En ce lundi de Pâques 2026, les rumeurs d’un partenariat stratégique entre Anthropic et Google étaient sur toutes les lèvres. Dans les couloirs feutrés de la Silicon Valley, les discussions se multipliaient autour de cet accord colossal qui promet de redéfinir le paysage de l’intelligence artificielle. Mais qu’est-ce qui pousse une entreprise à investir autant dans les capacités cloud ? Et pourquoi Google, Broadcom et AWS sont-ils des acteurs clés de cette alliance ? Plongeons dans les détails de cette collaboration ambitieuse.
Les 3 points importants
Anthropic a récemment scellé un accord avec Google qui lui garantit l’accès à plusieurs gigawatts de capacité cloud dans les centres de données de Google. Cette collaboration inclut l’utilisation des puces conçues par Google, renforçant ainsi l’infrastructure technologique d’Anthropic. Cette décision stratégique est cruciale pour l’entreprise, qui cherche à étendre ses capacités en intelligence artificielle.
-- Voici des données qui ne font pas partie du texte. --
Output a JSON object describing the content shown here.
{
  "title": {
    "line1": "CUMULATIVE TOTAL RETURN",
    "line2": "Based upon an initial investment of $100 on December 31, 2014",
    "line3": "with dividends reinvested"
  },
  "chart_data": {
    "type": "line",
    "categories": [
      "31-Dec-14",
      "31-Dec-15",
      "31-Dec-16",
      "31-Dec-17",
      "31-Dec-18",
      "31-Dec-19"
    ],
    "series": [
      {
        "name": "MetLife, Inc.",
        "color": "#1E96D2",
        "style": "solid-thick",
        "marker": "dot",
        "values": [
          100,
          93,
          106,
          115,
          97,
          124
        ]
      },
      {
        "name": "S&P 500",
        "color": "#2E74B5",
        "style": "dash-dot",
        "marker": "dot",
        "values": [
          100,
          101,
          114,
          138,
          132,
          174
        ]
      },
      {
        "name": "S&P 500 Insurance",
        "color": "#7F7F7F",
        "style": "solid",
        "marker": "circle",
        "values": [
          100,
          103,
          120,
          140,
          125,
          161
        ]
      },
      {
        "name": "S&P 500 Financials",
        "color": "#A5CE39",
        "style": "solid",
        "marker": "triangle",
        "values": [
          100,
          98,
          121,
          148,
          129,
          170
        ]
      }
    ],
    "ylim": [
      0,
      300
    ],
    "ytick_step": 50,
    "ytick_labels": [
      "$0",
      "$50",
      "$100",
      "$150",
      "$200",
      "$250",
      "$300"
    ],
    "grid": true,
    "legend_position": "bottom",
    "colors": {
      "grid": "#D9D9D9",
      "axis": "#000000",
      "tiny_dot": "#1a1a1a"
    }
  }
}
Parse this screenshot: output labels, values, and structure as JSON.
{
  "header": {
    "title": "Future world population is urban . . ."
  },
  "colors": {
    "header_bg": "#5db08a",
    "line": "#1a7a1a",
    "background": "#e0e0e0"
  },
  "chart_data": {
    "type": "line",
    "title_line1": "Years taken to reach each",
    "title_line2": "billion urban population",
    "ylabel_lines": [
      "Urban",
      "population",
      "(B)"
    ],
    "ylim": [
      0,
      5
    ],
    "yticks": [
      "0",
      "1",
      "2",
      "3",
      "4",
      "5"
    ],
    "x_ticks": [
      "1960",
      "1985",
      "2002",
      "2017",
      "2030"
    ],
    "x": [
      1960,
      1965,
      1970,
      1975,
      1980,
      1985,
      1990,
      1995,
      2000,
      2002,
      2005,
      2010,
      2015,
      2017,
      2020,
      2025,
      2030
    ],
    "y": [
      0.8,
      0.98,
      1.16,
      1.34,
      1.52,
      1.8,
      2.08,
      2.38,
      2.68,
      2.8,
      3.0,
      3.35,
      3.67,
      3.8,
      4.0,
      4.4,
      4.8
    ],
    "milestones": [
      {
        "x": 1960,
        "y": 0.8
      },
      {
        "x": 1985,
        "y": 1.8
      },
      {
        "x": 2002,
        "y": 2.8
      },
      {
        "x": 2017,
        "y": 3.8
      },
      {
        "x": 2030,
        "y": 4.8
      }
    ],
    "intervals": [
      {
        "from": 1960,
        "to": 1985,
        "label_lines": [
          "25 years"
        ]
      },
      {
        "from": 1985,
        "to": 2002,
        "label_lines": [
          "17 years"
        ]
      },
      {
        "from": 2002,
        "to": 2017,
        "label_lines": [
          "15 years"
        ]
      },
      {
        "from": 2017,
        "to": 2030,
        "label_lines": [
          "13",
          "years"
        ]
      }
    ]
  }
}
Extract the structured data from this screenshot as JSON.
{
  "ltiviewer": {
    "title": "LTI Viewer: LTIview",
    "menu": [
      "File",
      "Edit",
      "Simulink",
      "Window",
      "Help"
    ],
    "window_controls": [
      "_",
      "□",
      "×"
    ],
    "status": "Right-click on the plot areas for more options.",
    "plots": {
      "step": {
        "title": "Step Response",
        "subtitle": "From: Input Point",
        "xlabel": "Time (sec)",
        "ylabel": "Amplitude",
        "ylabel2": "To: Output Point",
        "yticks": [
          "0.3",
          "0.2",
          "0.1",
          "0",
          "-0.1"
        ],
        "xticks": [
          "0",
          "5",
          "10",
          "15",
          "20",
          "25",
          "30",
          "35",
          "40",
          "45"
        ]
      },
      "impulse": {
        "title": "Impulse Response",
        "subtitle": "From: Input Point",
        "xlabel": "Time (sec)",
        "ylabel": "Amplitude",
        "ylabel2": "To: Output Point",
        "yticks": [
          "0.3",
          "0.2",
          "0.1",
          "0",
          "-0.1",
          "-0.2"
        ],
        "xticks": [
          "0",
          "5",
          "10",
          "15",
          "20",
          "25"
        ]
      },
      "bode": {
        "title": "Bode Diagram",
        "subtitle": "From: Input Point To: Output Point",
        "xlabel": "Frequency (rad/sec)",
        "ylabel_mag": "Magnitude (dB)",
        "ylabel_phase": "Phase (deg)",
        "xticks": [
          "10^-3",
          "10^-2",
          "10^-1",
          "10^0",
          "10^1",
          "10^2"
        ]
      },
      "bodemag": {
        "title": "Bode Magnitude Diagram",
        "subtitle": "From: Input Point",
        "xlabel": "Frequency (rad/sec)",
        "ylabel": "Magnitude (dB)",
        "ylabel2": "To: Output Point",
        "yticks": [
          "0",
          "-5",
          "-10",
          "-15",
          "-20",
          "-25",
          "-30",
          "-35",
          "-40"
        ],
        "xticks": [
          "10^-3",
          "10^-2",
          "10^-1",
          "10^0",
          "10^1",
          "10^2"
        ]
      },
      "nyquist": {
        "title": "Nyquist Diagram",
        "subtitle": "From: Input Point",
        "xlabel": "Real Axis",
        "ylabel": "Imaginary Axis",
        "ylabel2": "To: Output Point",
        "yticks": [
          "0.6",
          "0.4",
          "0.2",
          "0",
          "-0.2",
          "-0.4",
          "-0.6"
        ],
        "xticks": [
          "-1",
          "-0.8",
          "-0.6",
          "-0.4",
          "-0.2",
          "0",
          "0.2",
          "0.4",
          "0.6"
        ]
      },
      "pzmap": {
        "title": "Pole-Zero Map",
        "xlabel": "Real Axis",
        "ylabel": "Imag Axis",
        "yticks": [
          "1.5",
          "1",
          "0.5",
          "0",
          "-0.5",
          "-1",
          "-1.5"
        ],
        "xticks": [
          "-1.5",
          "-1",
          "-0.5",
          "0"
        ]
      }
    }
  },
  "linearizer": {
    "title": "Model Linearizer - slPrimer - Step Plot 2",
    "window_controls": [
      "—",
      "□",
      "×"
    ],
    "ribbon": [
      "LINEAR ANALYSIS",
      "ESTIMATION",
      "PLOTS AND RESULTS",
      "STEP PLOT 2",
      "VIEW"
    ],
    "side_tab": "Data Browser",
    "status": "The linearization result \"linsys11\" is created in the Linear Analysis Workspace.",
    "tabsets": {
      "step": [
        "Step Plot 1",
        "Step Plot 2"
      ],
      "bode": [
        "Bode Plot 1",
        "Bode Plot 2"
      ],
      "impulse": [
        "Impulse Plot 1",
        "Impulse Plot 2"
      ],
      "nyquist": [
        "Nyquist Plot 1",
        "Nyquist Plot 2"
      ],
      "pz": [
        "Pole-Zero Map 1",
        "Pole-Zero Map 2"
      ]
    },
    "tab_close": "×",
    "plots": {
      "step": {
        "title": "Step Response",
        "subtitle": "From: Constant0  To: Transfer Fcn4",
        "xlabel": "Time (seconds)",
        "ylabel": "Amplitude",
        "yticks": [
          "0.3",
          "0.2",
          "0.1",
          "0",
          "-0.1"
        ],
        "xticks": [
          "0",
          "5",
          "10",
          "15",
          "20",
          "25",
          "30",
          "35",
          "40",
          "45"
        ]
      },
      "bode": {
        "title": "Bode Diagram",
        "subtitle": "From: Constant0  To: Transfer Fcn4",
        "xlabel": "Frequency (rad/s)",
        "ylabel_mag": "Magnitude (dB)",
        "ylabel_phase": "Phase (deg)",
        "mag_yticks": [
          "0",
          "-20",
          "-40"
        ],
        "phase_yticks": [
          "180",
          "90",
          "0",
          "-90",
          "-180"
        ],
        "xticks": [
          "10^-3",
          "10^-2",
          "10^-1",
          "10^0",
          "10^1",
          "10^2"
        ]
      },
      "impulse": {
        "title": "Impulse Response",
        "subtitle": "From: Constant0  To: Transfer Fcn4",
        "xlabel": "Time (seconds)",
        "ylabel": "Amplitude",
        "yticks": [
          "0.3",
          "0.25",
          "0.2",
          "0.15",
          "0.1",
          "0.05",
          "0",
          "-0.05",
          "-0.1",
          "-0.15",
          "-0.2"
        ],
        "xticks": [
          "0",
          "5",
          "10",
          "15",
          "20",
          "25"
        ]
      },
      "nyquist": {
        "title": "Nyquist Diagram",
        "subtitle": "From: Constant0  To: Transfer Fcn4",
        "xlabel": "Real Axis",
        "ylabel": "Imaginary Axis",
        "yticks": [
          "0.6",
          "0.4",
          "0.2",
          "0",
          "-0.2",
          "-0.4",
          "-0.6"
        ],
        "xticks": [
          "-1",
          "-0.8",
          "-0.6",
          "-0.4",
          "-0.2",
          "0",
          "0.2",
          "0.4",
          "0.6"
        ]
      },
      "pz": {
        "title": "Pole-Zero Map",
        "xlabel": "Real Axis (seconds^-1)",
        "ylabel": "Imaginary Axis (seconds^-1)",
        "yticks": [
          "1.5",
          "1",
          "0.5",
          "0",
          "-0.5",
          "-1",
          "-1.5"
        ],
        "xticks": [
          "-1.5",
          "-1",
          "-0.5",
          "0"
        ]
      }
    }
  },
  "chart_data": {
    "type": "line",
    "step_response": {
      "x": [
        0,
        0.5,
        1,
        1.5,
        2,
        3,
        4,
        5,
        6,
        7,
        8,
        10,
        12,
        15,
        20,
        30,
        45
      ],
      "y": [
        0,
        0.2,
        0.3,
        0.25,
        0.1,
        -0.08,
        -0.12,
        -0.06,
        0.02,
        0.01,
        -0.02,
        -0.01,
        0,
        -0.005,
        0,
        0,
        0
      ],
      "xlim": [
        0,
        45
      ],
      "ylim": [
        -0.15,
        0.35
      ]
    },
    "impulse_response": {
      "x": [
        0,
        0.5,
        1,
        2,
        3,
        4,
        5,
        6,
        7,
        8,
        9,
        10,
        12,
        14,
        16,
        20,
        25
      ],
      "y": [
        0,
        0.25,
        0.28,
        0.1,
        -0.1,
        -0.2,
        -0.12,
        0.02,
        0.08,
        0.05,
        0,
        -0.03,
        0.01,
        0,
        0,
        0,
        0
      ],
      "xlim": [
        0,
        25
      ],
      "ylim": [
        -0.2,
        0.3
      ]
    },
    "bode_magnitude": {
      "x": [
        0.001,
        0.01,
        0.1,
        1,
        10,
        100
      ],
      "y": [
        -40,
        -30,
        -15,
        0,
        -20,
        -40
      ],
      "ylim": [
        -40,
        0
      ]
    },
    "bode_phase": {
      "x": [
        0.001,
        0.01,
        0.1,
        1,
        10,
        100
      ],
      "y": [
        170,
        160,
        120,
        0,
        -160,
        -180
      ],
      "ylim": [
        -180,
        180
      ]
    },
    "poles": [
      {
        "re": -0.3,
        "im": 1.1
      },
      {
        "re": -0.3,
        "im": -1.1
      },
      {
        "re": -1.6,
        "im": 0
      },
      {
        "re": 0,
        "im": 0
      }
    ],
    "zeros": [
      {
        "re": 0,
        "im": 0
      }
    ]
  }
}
Le rôle de Google dans cette alliance est essentiel, car il offre à Anthropic une puissance de calcul considérable, nécessaire pour développer et entraîner ses modèles d’IA. De plus, Google est reconnu pour ses innovations technologiques, notamment dans le domaine des puces spécialisées, ce qui constitue un atout majeur pour Anthropic.
Broadcom joue un rôle crucial en tant que partenaire technologique, soutenant Google dans le développement des Tensor Processing Units (TPU) jusqu’au moins 2031. Ces puces sont au cœur de l’infrastructure cloud de Google, offrant des performances optimisées pour les charges de travail en IA.
L’engagement de Broadcom dans la fourniture de ces TPUs reflète l’importance de cette technologie pour le succès futur des projets d’Anthropic. Cependant, une clause dans le document déposé par Broadcom auprès de la SEC met en évidence une condition importante : l’utilisation par Anthropic de cette capacité dépend de son succès commercial continu.
Malgré un chiffre d’affaires en hausse, atteignant 30 milliards de dollars, Anthropic n’est toujours pas rentable. Cette situation n’est pas unique à Anthropic, car d’autres entreprises du secteur, comme OpenAI, rencontrent des difficultés similaires en raison des coûts élevés liés au développement et à l’exploitation des modèles d’IA de grande envergure.
Pour compenser ces coûts, Anthropic doit compter sur des investisseurs prêts à soutenir ses ambitions, même sans garantie de retour immédiat sur investissement. Cela soulève des questions sur la viabilité à long terme des entreprises d’IA non rentables, et sur la capacité d’Anthropic à maintenir sa position sur le marché.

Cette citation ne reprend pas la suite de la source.